With both exergy and exergy destruction being assessed, the purpose of the exergy package is fulfilled.
Users should be aware of a few methodological simplifications within the exergy package. Firstly, it cannot assess the following forms of exergy: chemical, potential and kinetic. If the user aims at properly studying such types of energy, other tools are available elsewhere. Nevertheless, if units managing those sources are not the center of the study, it is theoretically possible to “pseudo-model” them. Users can declare them as thermal units, and adjust its temperature level so that the resulting exergy factor is equivalent to that of the chemical, potential or kinetic energy flow. Finding that equivalence requires advanced knowledge in exergy analysis; let users adopt this approach under their own responsibility. The proper modeling of chemical, potential or kinetic exergy might be in the developers’ portfolio in the future.
A second simplification concerns the assessment of thermal exergy. Namely, the exergy of transferred heat depends strongly on temperature levels. Despite that, the exergy module assesses thermal exergy assuming that temperature levels remain constant. If that is not true, deviations appear with respect to the most accurate assessment (based on physical exergy of the fluid carrier). Those deviations become larger as temperature changes in the carriers become larger. If a heat source undergoes a large temperature drop throughout the exchange of heat, then its exergy content may be largely overestimated. Moreover, deviations are amplified if temperature levels are close to the dead state temperature. In such instances, the developers recommend using the average of inlet-outlet temperatures of the source, instead of the inlet temperature. The dead state temperature typically receives the symbol T0 in exergy analyses, and was named temp_ref within the exergy package. Users with advanced knowledge on exergy can adjust the value of temperature so that deviations become minimal with respect to the most accurate assessment.
Lastly, users should be aware that the term “ExergyDestruction” assessed within the module aggregates two concepts: losses of energy (and thus of exergy) from the unit to its surroundings, and thermodynamic irreversibility within the unit itself. Experts in exergy analysis typically call the former ‘exergy losses’, the latter ‘exergy destruction’, and ‘irreversibility’ the aggregate thereof. Regardless, the exergy module assesses only the aggregate.

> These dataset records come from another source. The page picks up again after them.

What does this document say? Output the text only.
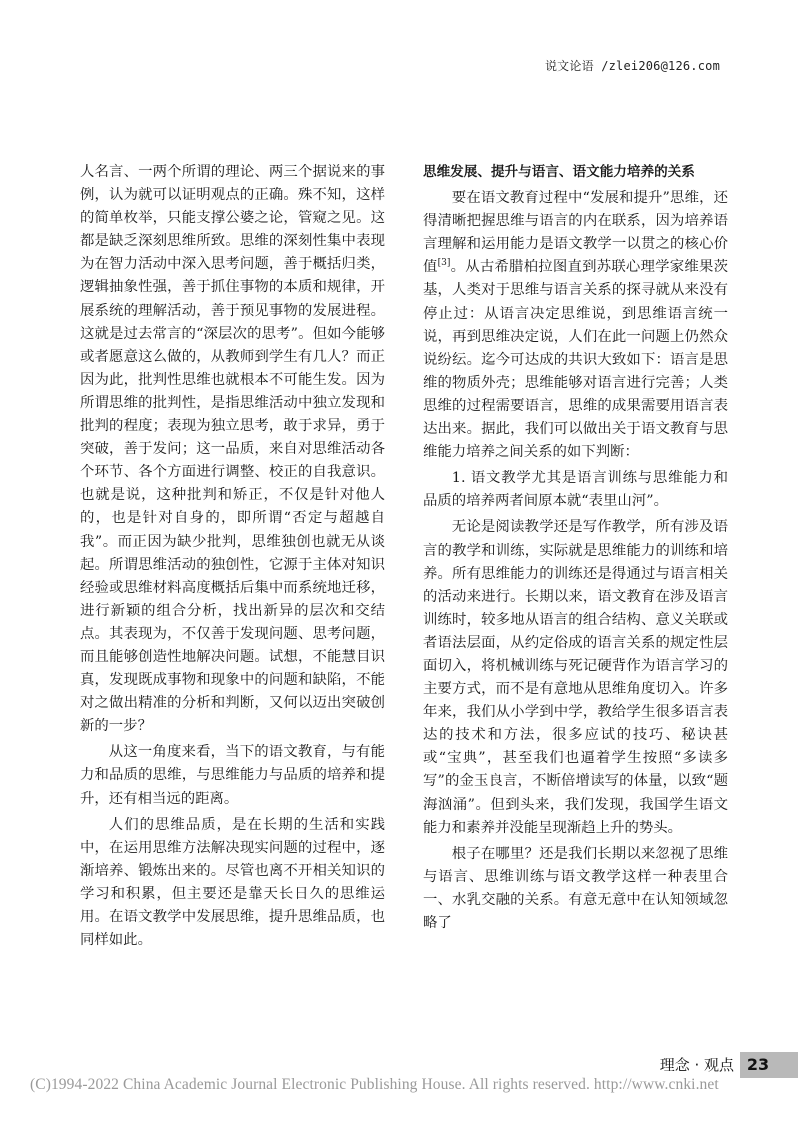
说文论语 /zlei206@126.com

人名言、一两个所谓的理论、两三个据说来的事例，认为就可以证明观点的正确。殊不知，这样的简单枚举，只能支撑公婆之论，管窥之见。这都是缺乏深刻思维所致。思维的深刻性集中表现为在智力活动中深入思考问题，善于概括归类，逻辑抽象性强，善于抓住事物的本质和规律，开展系统的理解活动，善于预见事物的发展进程。这就是过去常言的“深层次的思考”。但如今能够或者愿意这么做的，从教师到学生有几人？而正因为此，批判性思维也就根本不可能生发。因为所谓思维的批判性，是指思维活动中独立发现和批判的程度；表现为独立思考，敢于求异，勇于突破，善于发问；这一品质，来自对思维活动各个环节、各个方面进行调整、校正的自我意识。也就是说，这种批判和矫正，不仅是针对他人的，也是针对自身的，即所谓“否定与超越自我”。而正因为缺少批判，思维独创也就无从谈起。所谓思维活动的独创性，它源于主体对知识经验或思维材料高度概括后集中而系统地迁移，进行新颖的组合分析，找出新异的层次和交结点。其表现为，不仅善于发现问题、思考问题，而且能够创造性地解决问题。试想，不能慧目识真，发现既成事物和现象中的问题和缺陷，不能对之做出精准的分析和判断，又何以迈出突破创新的一步？

从这一角度来看，当下的语文教育，与有能力和品质的思维，与思维能力与品质的培养和提升，还有相当远的距离。

人们的思维品质，是在长期的生活和实践中，在运用思维方法解决现实问题的过程中，逐渐培养、锻炼出来的。尽管也离不开相关知识的学习和积累，但主要还是靠天长日久的思维运用。在语文教学中发展思维，提升思维品质，也同样如此。

思维发展、提升与语言、语文能力培养的关系

要在语文教育过程中“发展和提升”思维，还得清晰把握思维与语言的内在联系，因为培养语言理解和运用能力是语文教学一以贯之的核心价值[3]。从古希腊柏拉图直到苏联心理学家维果茨基，人类对于思维与语言关系的探寻就从来没有停止过：从语言决定思维说，到思维语言统一说，再到思维决定说，人们在此一问题上仍然众说纷纭。迄今可达成的共识大致如下：语言是思维的物质外壳；思维能够对语言进行完善；人类思维的过程需要语言，思维的成果需要用语言表达出来。据此，我们可以做出关于语文教育与思维能力培养之间关系的如下判断：

1. 语文教学尤其是语言训练与思维能力和品质的培养两者间原本就“表里山河”。

无论是阅读教学还是写作教学，所有涉及语言的教学和训练，实际就是思维能力的训练和培养。所有思维能力的训练还是得通过与语言相关的活动来进行。长期以来，语文教育在涉及语言训练时，较多地从语言的组合结构、意义关联或者语法层面，从约定俗成的语言关系的规定性层面切入，将机械训练与死记硬背作为语言学习的主要方式，而不是有意地从思维角度切入。许多年来，我们从小学到中学，教给学生很多语言表达的技术和方法，很多应试的技巧、秘诀甚或“宝典”，甚至我们也逼着学生按照“多读多写”的金玉良言，不断倍增读写的体量，以致“题海汹涌”。但到头来，我们发现，我国学生语文能力和素养并没能呈现渐趋上升的势头。

根子在哪里？还是我们长期以来忽视了思维与语言、思维训练与语文教学这样一种表里合一、水乳交融的关系。有意无意中在认知领域忽略了

理念 · 观点 23
(C)1994-2022 China Academic Journal Electronic Publishing House. All rights reserved. http://www.cnki.net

This simplification is acceptable; energy planners focus mainly on overall efficiency, and do not need the details on the sources of irreversibility. The term “ExergyDestruction” determined in this module suffices for assessing exergy efficiency of units and systems. Besides, the module names that magnitude “ex_dest”, for “exergy destruction”, instead of ‘irreversibility’. The developers intentionally avoided using “Irreversibility” as class or variable name in this module. This was done to anticipate possible conflicts in nomenclature with respect to reversible energy units (“ReversibleUnit” class), which were under development at the time.